ORDER BY rate_code ASC, pickup_datetime ASC, dropoff_datetime ASC
limit 100
So what does this mean? Rather than allowing the user to specific result # ranges (e.g, so new rows starting at 100000), have then specified it in a more natural form (e.g, so how rides that started on January 6th, 2015.
If you want to get fancy and REALLY need to allow the user to specific actual row numbers, you can make it a lot more efficient by calculating row ranges in advance, say query everything once and remember what row number is at the start of the hour for each day (8760 values), or even minutes (525600 values). You could then use this to better guess efficient start. Do a look-up for the closest day/minute for a given row range (e.g in Cloud Datastore), then convert that users query into the more efficient version above.

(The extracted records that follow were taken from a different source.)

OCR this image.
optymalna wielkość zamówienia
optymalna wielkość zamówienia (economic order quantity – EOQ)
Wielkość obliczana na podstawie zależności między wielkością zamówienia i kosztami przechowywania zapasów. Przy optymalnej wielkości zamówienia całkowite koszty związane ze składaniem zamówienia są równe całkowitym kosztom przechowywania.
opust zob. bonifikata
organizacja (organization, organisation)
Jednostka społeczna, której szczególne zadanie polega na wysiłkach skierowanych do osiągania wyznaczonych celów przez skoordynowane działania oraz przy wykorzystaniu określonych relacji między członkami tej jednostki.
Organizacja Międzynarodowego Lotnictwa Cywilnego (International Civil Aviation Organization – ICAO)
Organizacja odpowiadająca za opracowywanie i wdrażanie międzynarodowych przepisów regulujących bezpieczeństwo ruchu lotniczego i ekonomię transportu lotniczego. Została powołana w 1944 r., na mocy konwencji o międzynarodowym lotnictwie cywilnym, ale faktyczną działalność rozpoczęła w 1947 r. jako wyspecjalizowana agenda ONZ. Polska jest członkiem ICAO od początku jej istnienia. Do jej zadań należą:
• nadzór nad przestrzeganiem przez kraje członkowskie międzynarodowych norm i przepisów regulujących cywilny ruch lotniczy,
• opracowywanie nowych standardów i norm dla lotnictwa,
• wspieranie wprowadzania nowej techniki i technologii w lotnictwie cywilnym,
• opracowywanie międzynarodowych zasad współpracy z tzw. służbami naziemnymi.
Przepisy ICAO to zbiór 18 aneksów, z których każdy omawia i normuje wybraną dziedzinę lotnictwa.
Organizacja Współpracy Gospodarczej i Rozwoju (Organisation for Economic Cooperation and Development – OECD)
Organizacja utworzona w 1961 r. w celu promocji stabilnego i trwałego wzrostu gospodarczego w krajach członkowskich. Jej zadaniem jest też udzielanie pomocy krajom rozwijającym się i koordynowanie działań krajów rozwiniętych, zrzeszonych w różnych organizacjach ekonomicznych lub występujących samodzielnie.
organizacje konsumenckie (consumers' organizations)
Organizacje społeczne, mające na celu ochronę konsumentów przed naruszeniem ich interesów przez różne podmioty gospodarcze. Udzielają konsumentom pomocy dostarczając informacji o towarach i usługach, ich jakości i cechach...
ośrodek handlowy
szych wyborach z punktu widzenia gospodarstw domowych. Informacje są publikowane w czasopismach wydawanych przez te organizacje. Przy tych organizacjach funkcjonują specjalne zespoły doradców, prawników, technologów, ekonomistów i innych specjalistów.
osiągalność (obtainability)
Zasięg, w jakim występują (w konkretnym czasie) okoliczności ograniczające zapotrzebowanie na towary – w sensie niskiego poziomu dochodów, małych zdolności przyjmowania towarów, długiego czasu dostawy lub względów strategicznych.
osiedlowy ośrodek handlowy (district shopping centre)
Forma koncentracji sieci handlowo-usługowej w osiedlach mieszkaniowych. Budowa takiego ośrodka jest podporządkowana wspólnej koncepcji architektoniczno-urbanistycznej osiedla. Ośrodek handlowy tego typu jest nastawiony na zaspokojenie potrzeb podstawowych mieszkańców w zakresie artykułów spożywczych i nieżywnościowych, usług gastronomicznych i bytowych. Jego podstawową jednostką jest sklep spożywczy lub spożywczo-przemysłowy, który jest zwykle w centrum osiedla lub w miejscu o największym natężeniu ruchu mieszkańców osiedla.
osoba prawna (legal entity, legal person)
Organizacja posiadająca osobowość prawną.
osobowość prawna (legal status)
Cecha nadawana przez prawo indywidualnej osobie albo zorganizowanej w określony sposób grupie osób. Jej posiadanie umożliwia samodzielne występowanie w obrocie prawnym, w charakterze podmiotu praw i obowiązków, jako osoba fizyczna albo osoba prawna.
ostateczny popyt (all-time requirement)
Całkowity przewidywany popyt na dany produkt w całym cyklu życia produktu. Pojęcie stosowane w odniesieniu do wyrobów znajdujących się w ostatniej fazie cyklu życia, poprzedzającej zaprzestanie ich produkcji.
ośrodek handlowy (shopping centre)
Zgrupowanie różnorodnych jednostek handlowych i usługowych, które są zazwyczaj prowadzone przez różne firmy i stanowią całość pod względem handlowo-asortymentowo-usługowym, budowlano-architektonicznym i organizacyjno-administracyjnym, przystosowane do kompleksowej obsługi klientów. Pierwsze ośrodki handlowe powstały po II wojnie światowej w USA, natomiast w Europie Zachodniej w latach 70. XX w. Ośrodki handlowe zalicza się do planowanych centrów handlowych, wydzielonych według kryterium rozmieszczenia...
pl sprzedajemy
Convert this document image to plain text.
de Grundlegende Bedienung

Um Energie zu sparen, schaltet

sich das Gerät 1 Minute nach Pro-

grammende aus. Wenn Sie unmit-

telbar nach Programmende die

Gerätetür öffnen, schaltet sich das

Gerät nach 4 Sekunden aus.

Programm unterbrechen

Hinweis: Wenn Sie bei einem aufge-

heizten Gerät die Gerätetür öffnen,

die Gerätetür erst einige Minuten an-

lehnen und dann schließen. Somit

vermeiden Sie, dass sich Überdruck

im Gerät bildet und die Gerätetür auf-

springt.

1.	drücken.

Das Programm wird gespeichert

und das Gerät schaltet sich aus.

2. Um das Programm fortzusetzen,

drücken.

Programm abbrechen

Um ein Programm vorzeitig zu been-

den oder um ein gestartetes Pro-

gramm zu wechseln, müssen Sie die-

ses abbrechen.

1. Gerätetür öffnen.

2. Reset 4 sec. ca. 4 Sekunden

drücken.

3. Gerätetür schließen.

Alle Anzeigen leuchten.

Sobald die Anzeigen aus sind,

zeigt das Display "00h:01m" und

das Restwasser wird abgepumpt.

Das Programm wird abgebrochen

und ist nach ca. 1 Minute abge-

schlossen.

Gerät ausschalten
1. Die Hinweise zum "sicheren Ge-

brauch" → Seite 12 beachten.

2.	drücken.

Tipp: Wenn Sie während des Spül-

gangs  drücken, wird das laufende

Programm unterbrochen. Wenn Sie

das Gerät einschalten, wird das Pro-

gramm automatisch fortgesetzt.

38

As already mentioned by Dan you need to introduce a row number. Now row_number() over () exceeds resources. This basically means you have to split up the work of counting rows:
decide for few and as evenly distributed partitions as possible
count rows of each partition
cumulative sum of partitions to know later when to start where with counting rows
split up up work of counting rows
save new table with row count column for later use
As partitions I used EXTRACT(month FROM pickup_datetime) as it distributes nicely
WITH
temp AS (
SELECT
*,
-- cumulative sum of partition sizes so we know when to start counting rows here
SUM(COALESCE(lagged,0)) OVER (ORDER BY month RANGE BETWEEN UNBOUNDED PRECEDING AND CURRENT ROW) cumulative
FROM (
-- lag partition sizes to next partition
SELECT
*,
LAG(qty) OVER (ORDER BY month) lagged
FROM (
-- get partition sizes
SELECT
EXTRACT(month FROM pickup_datetime) month,
COUNT(1) qty
FROM
`nyc-tlc.green.trips_2014`
GROUP BY
1)) )
SELECT
-- cumulative sum = last row of former partition, add to new row count
cumulative + ROW_NUMBER() OVER (PARTITION BY EXTRACT(month FROM pickup_datetime)) row,
*
FROM
`nyc-tlc.green.trips_2014`
-- import cumulative row counts
LEFT JOIN
temp
ON
(month= EXTRACT(month FROM pickup_datetime))
Once you saved it as a new table you can use your new row column to query without losing performance:
SELECT
*
FROM
`project.dataset.your_new_table`
WHERE
row BETWEEN 10000001
AND 10000100
Quite a hassle, but does the trick.
Why not export the resulting table into GCS?
It will automatically split tables into files if you use wildcards, and this export only has to be done one time, instead of querying every single time and paying for all the processing.
Then, instead of serving the result of the call to the BQ API, you simply serve the exported files.